Essential when both stack and queue functionality needed with random access.

This program is fundamental for learning double-ended containers, understanding flexible data structures, and preparing for algorithms requiring both ends manipulation in C++ programs.

Let us now understand every line and the components of the above program.

Note: To write and run C++ programs, you need to set up the local environment on your computer. Refer to the complete article Setting up C++ Development Environment. If you do not want to set up the local environment on your computer, you can also use online IDE to write and run your C++ programs.

Practical Learning Notes for Deque (Double-ended Queue)

This C++ program is part of the "STL Containers Programs" topic and is designed to help you build real problem-solving confidence, not just memorize syntax. Start by understanding the goal of the program in plain language, then trace the logic line by line with a custom input of your own. Once you can predict the output before running the code, your understanding becomes much stronger.

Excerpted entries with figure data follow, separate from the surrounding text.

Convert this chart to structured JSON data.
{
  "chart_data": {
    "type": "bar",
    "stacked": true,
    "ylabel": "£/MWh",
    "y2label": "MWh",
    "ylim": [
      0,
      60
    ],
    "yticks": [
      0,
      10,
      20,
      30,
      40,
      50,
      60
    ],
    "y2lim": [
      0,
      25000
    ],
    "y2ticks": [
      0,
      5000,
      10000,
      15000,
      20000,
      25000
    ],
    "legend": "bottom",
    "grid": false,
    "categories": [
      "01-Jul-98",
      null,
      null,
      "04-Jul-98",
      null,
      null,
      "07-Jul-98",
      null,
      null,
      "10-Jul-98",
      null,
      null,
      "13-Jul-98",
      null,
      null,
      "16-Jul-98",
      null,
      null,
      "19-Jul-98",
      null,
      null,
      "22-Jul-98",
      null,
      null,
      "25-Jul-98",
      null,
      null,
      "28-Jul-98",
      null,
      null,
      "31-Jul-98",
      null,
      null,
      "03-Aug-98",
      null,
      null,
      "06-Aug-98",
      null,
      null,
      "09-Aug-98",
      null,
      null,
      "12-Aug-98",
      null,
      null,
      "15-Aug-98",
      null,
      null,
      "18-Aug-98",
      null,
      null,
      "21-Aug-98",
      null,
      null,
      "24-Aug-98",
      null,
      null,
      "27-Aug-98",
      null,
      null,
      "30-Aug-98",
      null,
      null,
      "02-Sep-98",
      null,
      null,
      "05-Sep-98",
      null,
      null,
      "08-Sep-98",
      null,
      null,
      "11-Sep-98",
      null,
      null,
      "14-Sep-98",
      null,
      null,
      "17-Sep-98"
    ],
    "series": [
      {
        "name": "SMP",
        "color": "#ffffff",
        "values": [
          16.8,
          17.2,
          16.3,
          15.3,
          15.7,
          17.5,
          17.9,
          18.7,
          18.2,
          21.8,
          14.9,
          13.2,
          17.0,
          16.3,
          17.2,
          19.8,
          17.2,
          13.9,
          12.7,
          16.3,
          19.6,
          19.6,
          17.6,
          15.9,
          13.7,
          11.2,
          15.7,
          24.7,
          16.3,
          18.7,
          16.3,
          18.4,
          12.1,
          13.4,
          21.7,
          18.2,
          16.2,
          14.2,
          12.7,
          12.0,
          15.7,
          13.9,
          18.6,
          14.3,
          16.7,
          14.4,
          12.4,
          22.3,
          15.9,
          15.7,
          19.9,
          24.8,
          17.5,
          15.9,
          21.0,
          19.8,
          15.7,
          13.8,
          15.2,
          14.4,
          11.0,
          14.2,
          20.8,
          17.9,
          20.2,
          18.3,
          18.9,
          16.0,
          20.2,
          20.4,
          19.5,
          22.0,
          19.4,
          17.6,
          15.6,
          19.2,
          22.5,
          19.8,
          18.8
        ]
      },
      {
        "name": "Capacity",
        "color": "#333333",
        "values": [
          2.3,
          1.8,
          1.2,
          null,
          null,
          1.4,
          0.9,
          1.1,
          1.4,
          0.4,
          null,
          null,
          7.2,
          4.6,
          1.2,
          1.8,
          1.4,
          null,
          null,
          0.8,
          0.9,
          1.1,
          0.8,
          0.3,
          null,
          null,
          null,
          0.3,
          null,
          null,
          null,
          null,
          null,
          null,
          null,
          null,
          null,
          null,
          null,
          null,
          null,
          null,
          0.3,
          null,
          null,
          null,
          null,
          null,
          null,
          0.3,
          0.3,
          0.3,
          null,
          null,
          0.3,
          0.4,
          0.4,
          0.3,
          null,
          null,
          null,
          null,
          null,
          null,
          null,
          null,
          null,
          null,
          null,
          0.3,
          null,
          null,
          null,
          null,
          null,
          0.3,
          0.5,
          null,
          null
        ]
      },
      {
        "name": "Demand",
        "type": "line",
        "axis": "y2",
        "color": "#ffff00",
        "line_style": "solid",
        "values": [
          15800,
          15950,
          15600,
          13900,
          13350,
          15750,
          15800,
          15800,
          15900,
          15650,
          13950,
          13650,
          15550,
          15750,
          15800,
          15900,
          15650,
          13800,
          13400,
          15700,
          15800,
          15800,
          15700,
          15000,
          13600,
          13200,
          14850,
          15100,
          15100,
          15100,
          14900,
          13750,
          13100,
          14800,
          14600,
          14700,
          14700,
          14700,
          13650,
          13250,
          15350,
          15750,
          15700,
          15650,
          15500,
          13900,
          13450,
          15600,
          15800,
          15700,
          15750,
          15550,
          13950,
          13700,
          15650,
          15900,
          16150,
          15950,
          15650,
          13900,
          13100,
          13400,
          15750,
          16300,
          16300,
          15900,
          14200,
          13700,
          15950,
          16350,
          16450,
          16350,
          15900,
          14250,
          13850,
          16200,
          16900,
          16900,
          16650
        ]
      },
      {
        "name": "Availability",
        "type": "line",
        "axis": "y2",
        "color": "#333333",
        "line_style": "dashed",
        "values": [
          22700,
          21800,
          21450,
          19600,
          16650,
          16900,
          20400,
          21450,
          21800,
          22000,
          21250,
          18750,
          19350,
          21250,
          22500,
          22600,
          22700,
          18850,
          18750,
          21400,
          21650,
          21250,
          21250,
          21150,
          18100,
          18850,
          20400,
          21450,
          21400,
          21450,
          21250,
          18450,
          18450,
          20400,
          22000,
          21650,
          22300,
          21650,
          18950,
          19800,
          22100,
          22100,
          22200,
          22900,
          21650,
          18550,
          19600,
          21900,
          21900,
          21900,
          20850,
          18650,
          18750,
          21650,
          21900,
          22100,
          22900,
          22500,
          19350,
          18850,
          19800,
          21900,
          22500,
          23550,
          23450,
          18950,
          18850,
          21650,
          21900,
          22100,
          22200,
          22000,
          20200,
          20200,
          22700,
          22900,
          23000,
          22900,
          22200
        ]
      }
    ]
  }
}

A reliable practice pattern is to run the original version first, then modify only one condition or variable at a time. Observe how that single change affects control flow and output. This deliberate style helps you understand loops, conditions, and data movement much faster than copying full solutions repeatedly.

For interview preparation, explain this solution in three layers: the high-level approach, the step-by-step execution, and the time-space tradeoff. If you can teach these three layers clearly, you are ready to solve close variations of this problem under time pressure.